A grizzly fends off ravens from a bison carcass in Grand Teton National Park.
This photo was originally published in “Yellowstone: Wild Heart of a Continent” in May 2016.
Wildlife photographers know that getting a perfect image of an animal requires skill, yes, but also an incredible amount of luck. The subjects often don’t cooperate, and if they do, the light, weather, and field conditions have to align—usually just long enough for a single frame.

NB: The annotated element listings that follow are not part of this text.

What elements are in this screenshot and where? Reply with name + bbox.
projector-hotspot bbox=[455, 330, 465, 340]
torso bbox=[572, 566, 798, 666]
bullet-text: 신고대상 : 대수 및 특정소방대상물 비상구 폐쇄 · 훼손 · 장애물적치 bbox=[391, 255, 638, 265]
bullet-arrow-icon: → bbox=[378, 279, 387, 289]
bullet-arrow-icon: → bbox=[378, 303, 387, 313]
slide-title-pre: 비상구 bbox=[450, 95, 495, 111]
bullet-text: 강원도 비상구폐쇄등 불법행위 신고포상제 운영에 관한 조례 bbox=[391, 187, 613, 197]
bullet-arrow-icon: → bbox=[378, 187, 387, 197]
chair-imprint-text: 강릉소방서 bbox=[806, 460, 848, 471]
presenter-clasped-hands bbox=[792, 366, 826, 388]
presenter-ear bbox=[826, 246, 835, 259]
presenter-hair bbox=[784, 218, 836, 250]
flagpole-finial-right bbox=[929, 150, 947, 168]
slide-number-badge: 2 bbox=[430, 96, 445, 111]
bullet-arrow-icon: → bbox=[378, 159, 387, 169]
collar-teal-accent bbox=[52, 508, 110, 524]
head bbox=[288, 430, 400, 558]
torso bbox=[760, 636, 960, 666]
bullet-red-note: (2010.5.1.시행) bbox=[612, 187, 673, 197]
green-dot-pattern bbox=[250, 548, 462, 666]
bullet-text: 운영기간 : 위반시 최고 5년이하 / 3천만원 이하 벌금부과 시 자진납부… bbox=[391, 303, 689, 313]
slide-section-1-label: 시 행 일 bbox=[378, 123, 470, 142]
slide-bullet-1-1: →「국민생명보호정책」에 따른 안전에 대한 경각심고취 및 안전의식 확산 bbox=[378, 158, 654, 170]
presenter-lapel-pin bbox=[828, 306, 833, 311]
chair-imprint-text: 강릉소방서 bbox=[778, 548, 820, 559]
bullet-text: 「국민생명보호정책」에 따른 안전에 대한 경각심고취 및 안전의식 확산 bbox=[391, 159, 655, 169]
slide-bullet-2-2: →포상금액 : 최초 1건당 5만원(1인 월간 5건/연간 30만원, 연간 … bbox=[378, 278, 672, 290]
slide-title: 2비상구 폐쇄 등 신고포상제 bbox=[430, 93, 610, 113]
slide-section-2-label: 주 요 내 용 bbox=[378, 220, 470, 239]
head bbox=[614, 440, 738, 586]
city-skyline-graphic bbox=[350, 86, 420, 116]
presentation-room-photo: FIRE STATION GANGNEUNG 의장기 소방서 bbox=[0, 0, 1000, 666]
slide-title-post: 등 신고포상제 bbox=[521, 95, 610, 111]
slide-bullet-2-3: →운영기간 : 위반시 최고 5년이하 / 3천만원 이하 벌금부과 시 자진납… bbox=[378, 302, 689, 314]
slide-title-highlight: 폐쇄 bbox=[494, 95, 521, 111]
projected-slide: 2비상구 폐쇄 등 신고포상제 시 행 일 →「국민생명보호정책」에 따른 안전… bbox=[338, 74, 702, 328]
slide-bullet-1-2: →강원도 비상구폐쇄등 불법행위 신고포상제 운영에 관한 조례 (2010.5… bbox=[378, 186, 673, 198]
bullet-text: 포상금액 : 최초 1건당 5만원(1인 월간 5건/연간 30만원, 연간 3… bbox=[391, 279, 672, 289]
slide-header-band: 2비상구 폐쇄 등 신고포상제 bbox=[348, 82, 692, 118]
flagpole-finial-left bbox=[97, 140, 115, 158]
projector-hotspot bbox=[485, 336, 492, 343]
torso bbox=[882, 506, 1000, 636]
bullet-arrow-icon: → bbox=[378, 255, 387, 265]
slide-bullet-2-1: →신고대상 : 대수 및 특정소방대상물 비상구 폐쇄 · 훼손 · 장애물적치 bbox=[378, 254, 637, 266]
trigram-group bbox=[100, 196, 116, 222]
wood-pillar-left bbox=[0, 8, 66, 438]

National Geographic published thousands of images of wildlife in print and online in 2016. Our favorites were the ones that captured a vulnerable animal at a vulnerable moment. Two National Geographic photographers, Charlie Hamilton James and Tim Laman, were named Wildlife Photographers of the Year by the Natural History Museum in London for their work photographing threatened orangutans in Borneo (Laman) and dwindling vulture populations across Africa (James). Joel Sartore’s Photo Ark portrait series continues to add new species to the photographic record of life on Earth.
What makes a successful wildlife image? “So much of it is context and environment,” says photo editor Jehan Jillani, who curated this final edit of 20 images. “A lot of these are endangered or at risk animals, so the best photos demonstrate in one frame why they’re worth attention." Or in other words, showing in a single shot what makes them special.